Kızlarının konuştuğu Emine Deniz, komşusunun oğlu M.K.C.’nin, otomobille geri manevra yaparken çarpıp, duvara sıkıştırdığını söyledi. Polis ekiplerinin yeniden ifadesini aldığı Emine Deniz, kendisine M.K.C.'nin çarptığını, annesi S.C. tarafından tehdit edildiği için de düştüğünü söylediğini ifade etti. Emine Deniz, kazadan 32 saat sonra yaşamını yitirdi.
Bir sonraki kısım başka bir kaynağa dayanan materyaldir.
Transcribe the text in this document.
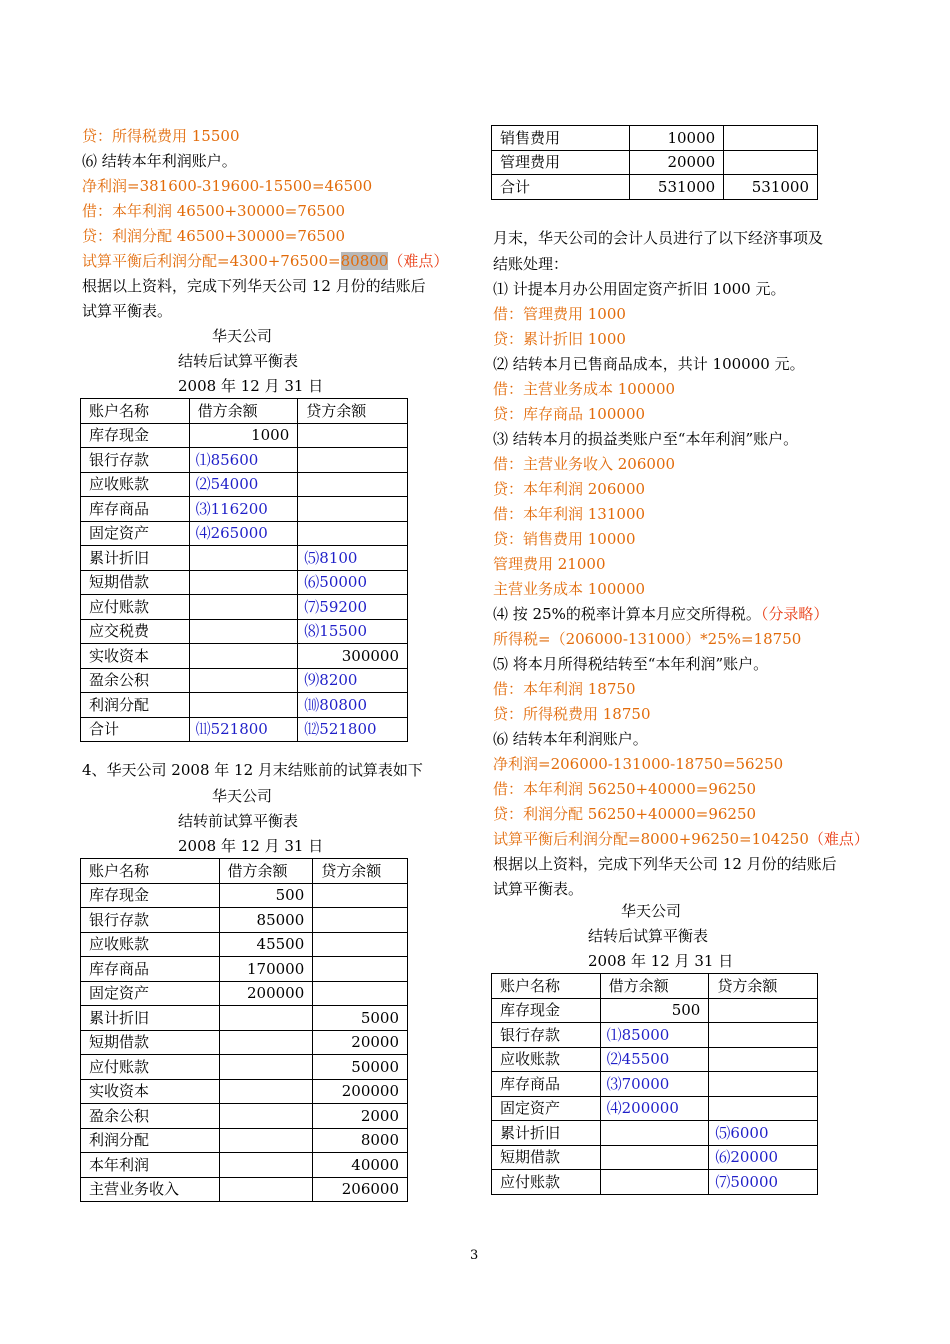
贷：所得税费用 15500
⑹ 结转本年利润账户。
净利润=381600-319600-15500=46500
借：本年利润 46500+30000=76500
贷：利润分配 46500+30000=76500
试算平衡后利润分配=4300+76500=80800（难点）
根据以上资料，完成下列华天公司 12 月份的结账后
试算平衡表。
华天公司
结转后试算平衡表
2008 年 12 月 31 日
账户名称	借方余额	贷方余额
库存现金	1000	
银行存款	⑴85600	
应收账款	⑵54000	
库存商品	⑶116200	
固定资产	⑷265000	
累计折旧		⑸8100
短期借款		⑹50000
应付账款		⑺59200
应交税费		⑻15500
实收资本		300000
盈余公积		⑼8200
利润分配		⑽80800
合计	⑾521800	⑿521800
4、华天公司 2008 年 12 月末结账前的试算表如下
华天公司
结转前试算平衡表
2008 年 12 月 31 日
账户名称	借方余额	贷方余额
库存现金	500	
银行存款	85000	
应收账款	45500	
库存商品	170000	
固定资产	200000	
累计折旧		5000
短期借款		20000
应付账款		50000
实收资本		200000
盈余公积		2000
利润分配		8000
本年利润		40000
主营业务收入		206000
销售费用	10000	
管理费用	20000	
合计	531000	531000
月末，华天公司的会计人员进行了以下经济事项及
结账处理：
⑴ 计提本月办公用固定资产折旧 1000 元。
借：管理费用 1000
贷：累计折旧 1000
⑵ 结转本月已售商品成本，共计 100000 元。
借：主营业务成本 100000
贷：库存商品 100000
⑶ 结转本月的损益类账户至“本年利润”账户。
借：主营业务收入 206000
贷：本年利润 206000
借：本年利润 131000
贷：销售费用 10000
管理费用 21000
主营业务成本 100000
所得税=（206000-131000）*25%=18750
⑸ 将本月所得税结转至“本年利润”账户。
借：本年利润 18750
贷：所得税费用 18750
⑹ 结转本年利润账户。
净利润=206000-131000-18750=56250
借：本年利润 56250+40000=96250
贷：利润分配 56250+40000=96250
根据以上资料，完成下列华天公司 12 月份的结账后
试算平衡表。
⑷ 按 25%的税率计算本月应交所得税。（分录略）
试算平衡后利润分配=8000+96250=104250（难点）
华天公司
结转后试算平衡表
2008 年 12 月 31 日
账户名称	借方余额	贷方余额
库存现金	500	
银行存款	⑴85000	
应收账款	⑵45500	
库存商品	⑶70000	
固定资产	⑷200000	
累计折旧		⑸6000
短期借款		⑹20000
应付账款		⑺50000
3
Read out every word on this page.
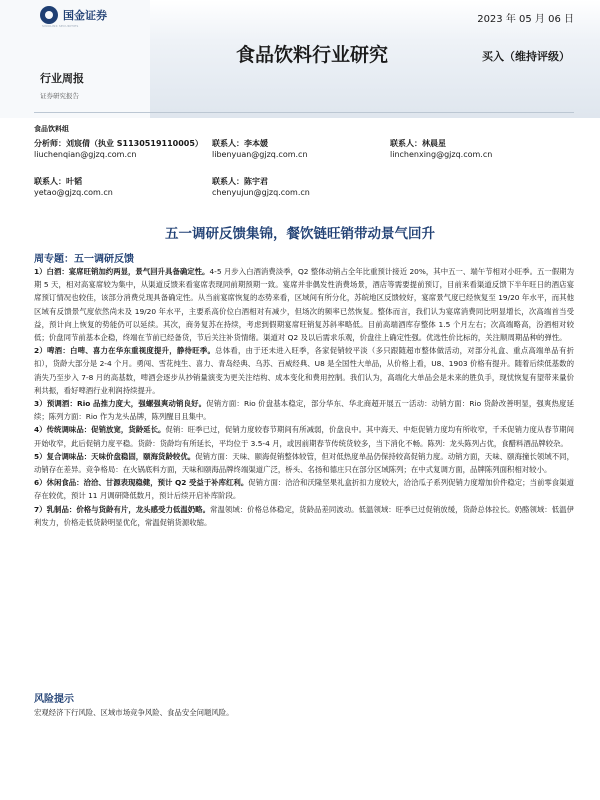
国金证券
SINOLINK SECURITIES
2023 年 05 月 06 日
食品饮料行业研究	买入（维持评级）
行业周报
证券研究报告
食品饮料组
分析师：刘宸倩（执业 S1130519110005）
liuchenqian@gjzq.com.cn
联系人：李本媛
libenyuan@gjzq.com.cn
联系人：林晨星
linchenxing@gjzq.com.cn
联系人：叶韬
yetao@gjzq.com.cn
联系人：陈宇君
chenyujun@gjzq.com.cn
五一调研反馈集锦，餐饮链旺销带动景气回升
周专题：五一调研反馈

1）白酒：宴席旺销加约两显，景气回升具备确定性。4-5 月步入白酒消费淡季，Q2 整体动销占全年比重预计接近 20%，其中五一、端午节相对小旺季。五一假期为期 5 天，相对高宴席较为集中，从渠道反馈来看宴席表现同前期预期一致。宴席并非偶发性消费场景，酒店等需要提前预订，目前来看渠道反馈下半年旺日的酒店宴席预订情况也较佳，该部分消费兑现具备确定性。从当前宴席恢复的态势来看，区域间有所分化，苏皖地区反馈较好，宴席景气度已经恢复至 19/20 年水平，而其他区域有反馈景气度依然尚未及 19/20 年水平，主要系高价位白酒相对有减少，但场次的频率已然恢复。整体而言，我们认为宴席消费同比明显增长，次高端首当受益，预计向上恢复的势能仍可以延续。其次，商务复苏在持续，考虑到假期宴席旺销复苏斜率略低。目前高端酒库存整体 1.5 个月左右；次高端略高，汾酒相对较低；价盘同节前基本企稳，终端在节前已经备货，节后关注补货情绪。渠道对 Q2 及以后需求乐观，价盘往上确定性强。优选性价比标的，关注顺周期品种的弹性。

2）啤酒：白啤、喜力在华东重视度提升，静待旺季。总体看，由于还未进入旺季，各家促销较平淡（多只跟随超市整体做活动，对部分礼盒、重点高端单品有折扣），货龄大部分是 2-4 个月。勇闯、雪花纯生、喜力、青岛经典、乌苏、百威经典、U8 是全国性大单品，从价格上看，U8、1903 价格有提升。随着后续低基数的消失乃至步入 7-8 月的高基数，啤酒会逐步从抄销量演变为更关注结构、成本变化和费用控制。我们认为，高端化大单品会是未来的胜负手，现忧恢复有望带来量价利共振，看好啤酒行业利润持续提升。

3）预调酒：Rio 品推力度大，强螺强爽动销良好。促销方面：Rio 价盘基本稳定，部分华东、华北商超开展五一活动：动销方面：Rio 货龄改善明显，强爽热度延续；陈列方面：Rio 作为龙头品牌，陈列醒目且集中。

4）传统调味品：促销放宽，货龄延长。促销：旺季已过，促销力度较春节期间有所减弱，价盘良中。其中海天、中炬促销力度均有所收窄，千禾促销力度从春节期间开始收窄，此后促销力度平稳。货龄：货龄均有所延长，平均位于 3.5-4 月，或因前期春节传统货较多，当下消化不畅。陈列：龙头陈列占优，食醋料酒品牌较杂。

5）复合调味品：天味价盘稳固，颐海货龄较优。促销方面：天味、颐海促销整体较管，但对低热度单品仍保持较高促销力度。动销方面，天味、颐海撞长领域不同，动销存在差异。竞争格局：在火锅底料方面，天味和颐海品牌终端渠道广泛，桥头、名扬和德庄只在部分区域陈列；在中式复调方面，品牌陈列面积相对较小。

6）休闲食品：洽洽、甘源表现稳健，预计 Q2 受益于补库红利。促销方面：洽洽和沃隆坚果礼盒折扣力度较大，洽洽瓜子系列促销力度增加价件稳定；当前零食渠道存在较优，预计 11 月调研降低数月，预计后续开启补库阶段。

7）乳制品：价格与货龄有片，龙头感受力低温奶略。常温领域：价格总体稳定，货龄品差同波动。低温领域：旺季已过促销放缓，货龄总体拉长。奶酪领域：低温伊利发力，价格走低货龄明显优化，常温促销货源收缩。

风险提示
宏观经济下行风险、区域市场竞争风险、食品安全问题风险。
Emine Deniz'in eşi ve çocuklarının şikayeti üzerine soruşturmayı derinleştiren polis, kazaya neden olan otomobil sürücüsü M.K.C.'yi gözaltına aldı. Suçunu itiraf eden M.K.C., ifadesinin ardından adli kontrol şartıyla serbest bırakıldı. Polis, M.K.C.'nin annesi S.C.'nin de 'tehdit' iddiasıyla ifadesine başvurdu.
'DÜŞTÜĞÜNE İNANMADIK'
Özge Deniz Taniş (27), annesinin yaşadıklarını ölümünden önce kendisine tüm detayları ile anlattığını söyledi. Olaydan sonra düştüğünü söyleyen annelerine inanmadıklarını anlatan Özge Deniz Taniş, şunları söyledi:
"Çünkü birçok kemiği kırılmıştı. Olayında sıcaklığı ile çok üzerine gidemedik. 11 saat sonra olayın trafik kazası olduğunu öğrendik. 'Anne sen düşmedin. Düşmeyle böyle yaralanılmaz. Polis ve doktorlar da dahil olmak üzere kimse sana inanmıyor. Polisler, bizim seni balkondan attığımızı düşünüyorlar. Ne olduysa anlat lütfen' dedik. İyileşemeyeceğini, eskisi gibi ayağa kalamayacağını anlayan annem, gerçeği anlatmaya mecburiyetinde kalıp, 'Sizleri korumak için sustum' dedi. 'Kazayı kimse gördü mü?' diye sorduğumda, bütün komşuların gördüğünü söyleyip, 'Elimi yüzümü yıkadılar, dilim dönmüştü, çıkardılar' dedi. Kazadan sonra birçok kemiği kırılan annemi, eve getirmişler. Ambulans gelince daha annemin bir şey söylemesine fırsat vermeden komşular, 'Düştü o, bir şeyi yok' demişler. Baştan kaza olduğu söylense ona göre bir tedavi uygulanacaktı. Belinin üst kısmında kırılmadık kemiği kalmamış. Bir de S.C. ablama, 'Annen çok merhametli. Sen de öylesin. Annen olayın kaza olduğunu söylemez, sen de söyleme. Annen felç kalırsa gelir, altını değiştiririm. Ömür boyu annene bakarım' demiş. Otomobil öyle bir çarpmış ki anneme, felç kalacağından eminler yani. Bu kadar da pişkinler. Biraz olsun mahcubiyetleri yok. Bize gerçeği söyleselerdi, annemi kurtarmak için gereken şeyleri yapsalardı, kendilerinden belki de şikayetçi olmazdık. Kaza bu, herkesin başına gelebilir. Ama bize hiçbir şey söylemediler."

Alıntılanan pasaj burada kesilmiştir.